In a talk entitled “The Problem Before Us,” James Crutchfield of the Sante Fe Institute opened the AAAS New Computing seminar by citing Moore’s 2^nd Law (the cost of conventional chip fabrication plants doubles every three years) and then asking the question, “what kind of intrinsic processes do natural systems use to store information?”

By turning away from the paradigm of computing introduced by Alan Turing–that all problems can be solved using the logic that forms the basis of modern computing–we may find more flexible, complex and far less expensive methods of computing in naturally occurring phenomena, according to Crutchfield. Instead of Turing Machines, he proposes a new class of theoretical machines called Epsilon Machines, which emulate the pattern-based memory of cellular automata or symmetrical neuronal firing in the human brain.

How do you measure global computation among neurons, asks Crutchfield? By representing the parallel connections between neurons with “causal states.” Beginning with a 1 for a synchronized cluster of neurons and a 0 for a non-synchronized cluster, we have the roots for information storage. “This forms intrinsic computation: models of computation engineering can build on,” said Crutchfield.

Crutchfield’s basic thesis is that these systems abound in nature around us. To harness their informational power, one must ask three questions: how much memory does the system inherently have, how is it organized, and how does it produce further behavior? Neil Gershenfeld followed this reasoning in a presentation that featured oddities ranging from printable bicycles to an Internet browser engineered for a parrot (The Interpet Explorer): to “ask nature to solve a problem instead of building a machine to do it.”

Neil Gershenfeld, MIT Media Lab Professor and author of When Things Start To Think, spoke of bringing “ideas out of the box and into the world” with new methods of fabrication. Computational power will not be as important in the future as the ease and speed of producing computational devices. Gershenfeld spoke about allowing common objects in the physical world to take on intelligence and, perhaps more importantly, bringing computing to developing countries in novel ways–to people who need computing “first and most urgently.”

Examples? A liquid that stores information and can be used as paint, bringing intelligence to walls.
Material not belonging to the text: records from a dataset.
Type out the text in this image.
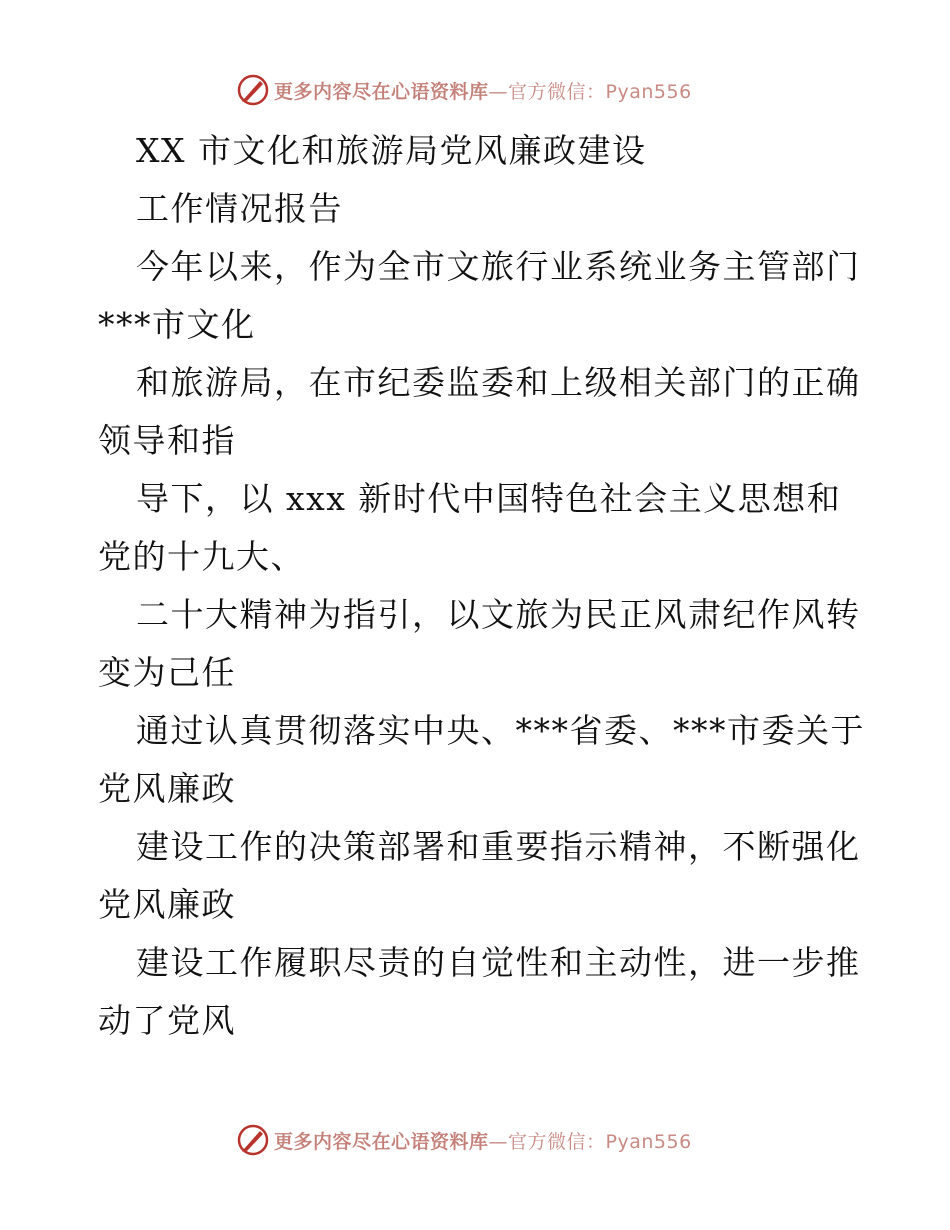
更多内容尽在心语资料库—官方微信：Pyan556
XX 市文化和旅游局党风廉政建设
工作情况报告
今年以来，作为全市文旅行业系统业务主管部门
***市文化
和旅游局，在市纪委监委和上级相关部门的正确
领导和指
导下，以 xxx 新时代中国特色社会主义思想和
党的十九大、
二十大精神为指引，以文旅为民正风肃纪作风转
变为己任
通过认真贯彻落实中央、***省委、***市委关于
党风廉政
建设工作的决策部署和重要指示精神，不断强化
党风廉政
建设工作履职尽责的自觉性和主动性，进一步推
动了党风
更多内容尽在心语资料库—官方微信：Pyan556
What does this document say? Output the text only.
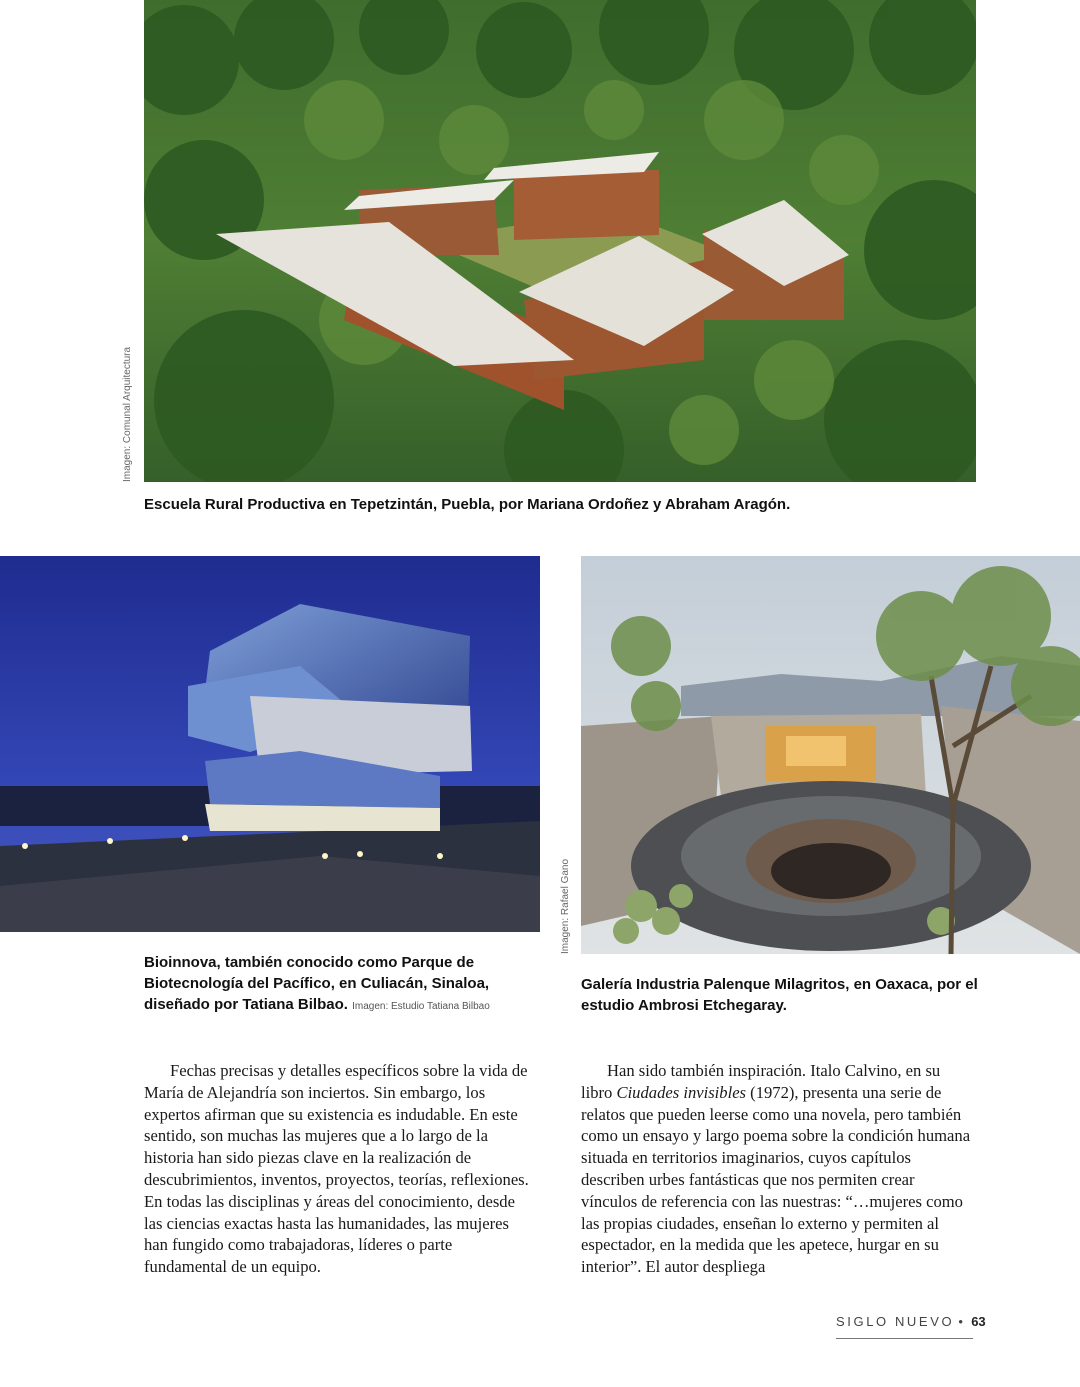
Imagen: Comunal Arquitectura
Escuela Rural Productiva en Tepetzintán, Puebla, por Mariana Ordoñez y Abraham Aragón.
Bioinnova, también conocido como Parque de Biotecnología del Pacífico, en Culiacán, Sinaloa, diseñado por Tatiana Bilbao. Imagen: Estudio Tatiana Bilbao
Imagen: Rafael Gano
Galería Industria Palenque Milagritos, en Oaxaca, por el estudio Ambrosi Etchegaray.

Fechas precisas y detalles específicos sobre la vida de María de Alejandría son inciertos. Sin embargo, los expertos afirman que su existencia es indudable. En este sentido, son muchas las mujeres que a lo largo de la historia han sido piezas clave en la realización de descubrimientos, inventos, proyectos, teorías, reflexiones. En todas las disciplinas y áreas del conocimiento, desde las ciencias exactas hasta las humanidades, las mujeres han fungido como trabajadoras, líderes o parte fundamental de un equipo.

Han sido también inspiración. Italo Calvino, en su libro Ciudades invisibles (1972), presenta una serie de relatos que pueden leerse como una novela, pero también como un ensayo y largo poema sobre la condición humana situada en territorios imaginarios, cuyos capítulos describen urbes fantásticas que nos permiten crear vínculos de referencia con las nuestras: “…mujeres como las propias ciudades, enseñan lo externo y permiten al espectador, en la medida que les apetece, hurgar en su interior”. El autor despliega

SIGLO NUEVO • 63
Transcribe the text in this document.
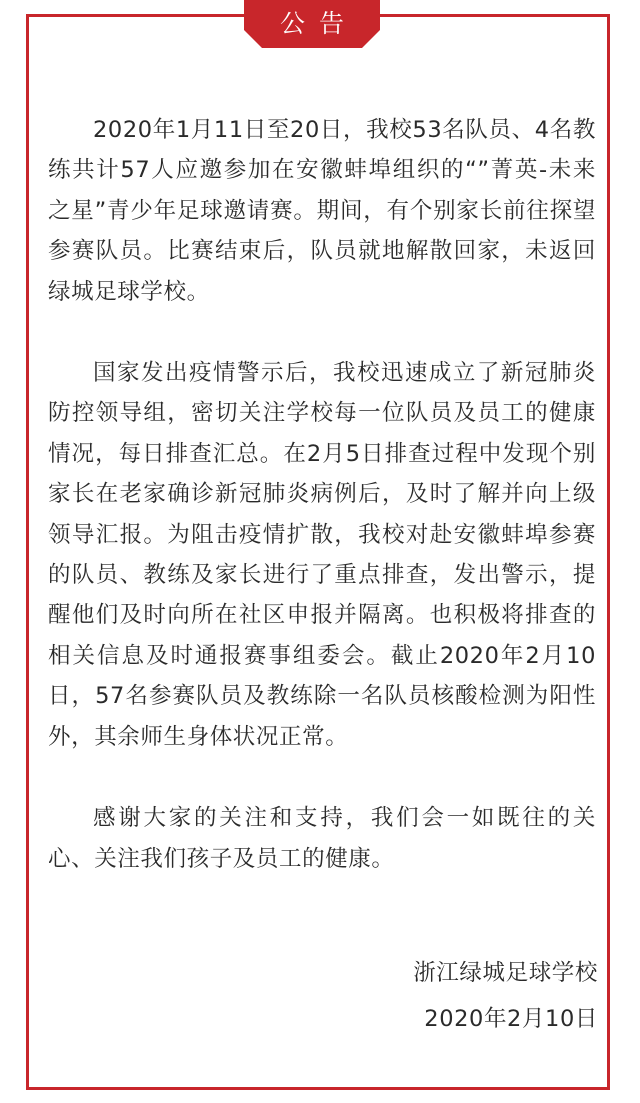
公告

2020年1月11日至20日，我校53名队员、4名教练共计57人应邀参加在安徽蚌埠组织的“”菁英-未来之星”青少年足球邀请赛。期间，有个别家长前往探望参赛队员。比赛结束后，队员就地解散回家，未返回绿城足球学校。

国家发出疫情警示后，我校迅速成立了新冠肺炎防控领导组，密切关注学校每一位队员及员工的健康情况，每日排查汇总。在2月5日排查过程中发现个别家长在老家确诊新冠肺炎病例后，及时了解并向上级领导汇报。为阻击疫情扩散，我校对赴安徽蚌埠参赛的队员、教练及家长进行了重点排查，发出警示，提醒他们及时向所在社区申报并隔离。也积极将排查的相关信息及时通报赛事组委会。截止2020年2月10日，57名参赛队员及教练除一名队员核酸检测为阳性外，其余师生身体状况正常。

感谢大家的关注和支持，我们会一如既往的关心、关注我们孩子及员工的健康。

浙江绿城足球学校
2020年2月10日
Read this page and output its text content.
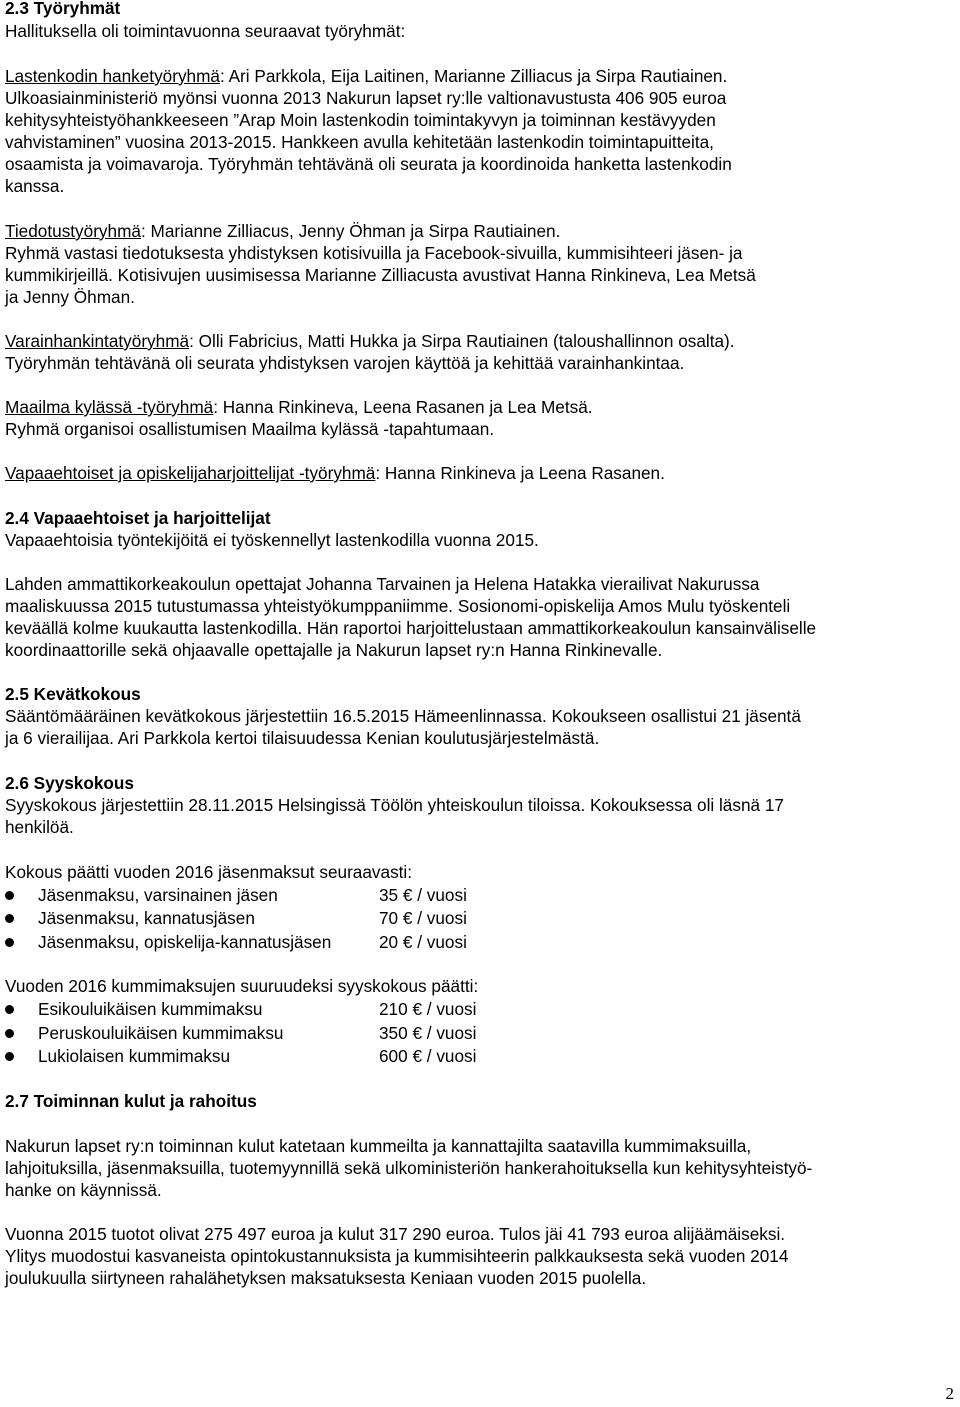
2.3 Työryhmät
Hallituksella oli toimintavuonna seuraavat työryhmät:
Lastenkodin hanketyöryhmä: Ari Parkkola, Eija Laitinen, Marianne Zilliacus ja Sirpa Rautiainen.
Ulkoasiainministeriö myönsi vuonna 2013 Nakurun lapset ry:lle valtionavustusta 406 905 euroa
kehitysyhteistyöhankkeeseen ”Arap Moin lastenkodin toimintakyvyn ja toiminnan kestävyyden
vahvistaminen” vuosina 2013-2015. Hankkeen avulla kehitetään lastenkodin toimintapuitteita,
osaamista ja voimavaroja. Työryhmän tehtävänä oli seurata ja koordinoida hanketta lastenkodin
kanssa.
Tiedotustyöryhmä: Marianne Zilliacus, Jenny Öhman ja Sirpa Rautiainen.
Ryhmä vastasi tiedotuksesta yhdistyksen kotisivuilla ja Facebook-sivuilla, kummisihteeri jäsen- ja
kummikirjeillä. Kotisivujen uusimisessa Marianne Zilliacusta avustivat Hanna Rinkineva, Lea Metsä
ja Jenny Öhman.
Varainhankintatyöryhmä: Olli Fabricius, Matti Hukka ja Sirpa Rautiainen (taloushallinnon osalta).
Työryhmän tehtävänä oli seurata yhdistyksen varojen käyttöä ja kehittää varainhankintaa.
Maailma kylässä -työryhmä: Hanna Rinkineva, Leena Rasanen ja Lea Metsä.
Ryhmä organisoi osallistumisen Maailma kylässä -tapahtumaan.
Vapaaehtoiset ja opiskelijaharjoittelijat -työryhmä: Hanna Rinkineva ja Leena Rasanen.
2.4 Vapaaehtoiset ja harjoittelijat
Vapaaehtoisia työntekijöitä ei työskennellyt lastenkodilla vuonna 2015.
Lahden ammattikorkeakoulun opettajat Johanna Tarvainen ja Helena Hatakka vierailivat Nakurussa
maaliskuussa 2015 tutustumassa yhteistyökumppaniimme. Sosionomi-opiskelija Amos Mulu työskenteli
keväällä kolme kuukautta lastenkodilla. Hän raportoi harjoittelustaan ammattikorkeakoulun kansainväliselle
koordinaattorille sekä ohjaavalle opettajalle ja Nakurun lapset ry:n Hanna Rinkinevalle.
2.5 Kevätkokous
Sääntömääräinen kevätkokous järjestettiin 16.5.2015 Hämeenlinnassa. Kokoukseen osallistui 21 jäsentä
ja 6 vierailijaa. Ari Parkkola kertoi tilaisuudessa Kenian koulutusjärjestelmästä.
2.6 Syyskokous
Syyskokous järjestettiin 28.11.2015 Helsingissä Töölön yhteiskoulun tiloissa. Kokouksessa oli läsnä 17
henkilöä.
Kokous päätti vuoden 2016 jäsenmaksut seuraavasti:
Jäsenmaksu, varsinainen jäsen	35 € / vuosi
Jäsenmaksu, kannatusjäsen	70 € / vuosi
Jäsenmaksu, opiskelija-kannatusjäsen	20 € / vuosi
Vuoden 2016 kummimaksujen suuruudeksi syyskokous päätti:
Esikouluikäisen kummimaksu	210 € / vuosi
Peruskouluikäisen kummimaksu	350 € / vuosi
Lukiolaisen kummimaksu	600 € / vuosi
2.7 Toiminnan kulut ja rahoitus
Nakurun lapset ry:n toiminnan kulut katetaan kummeilta ja kannattajilta saatavilla kummimaksuilla,
lahjoituksilla, jäsenmaksuilla, tuotemyynnillä sekä ulkoministeriön hankerahoituksella kun kehitysyhteistyö-
hanke on käynnissä.
Vuonna 2015 tuotot olivat 275 497 euroa ja kulut 317 290 euroa. Tulos jäi 41 793 euroa alijäämäiseksi.
Ylitys muodostui kasvaneista opintokustannuksista ja kummisihteerin palkkauksesta sekä vuoden 2014
joulukuulla siirtyneen rahalähetyksen maksatuksesta Keniaan vuoden 2015 puolella.
2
Reconfigurable ink that not only creates new methods of displaying digital information but can hold information, forming “printable computers.” By discovering and creating applications with “emergent multi-hop networks” and other programmable characteristics within existing physical materials, Gershenfeld feels that we will realize “more profound consequences than just creating faster computers.”

He points out a dramatic reversal of the digital divide that may occur if those without computers obtain the most advanced computational technologies and supersede the comparatively slow pace of the standard, desktop-computer-literate world.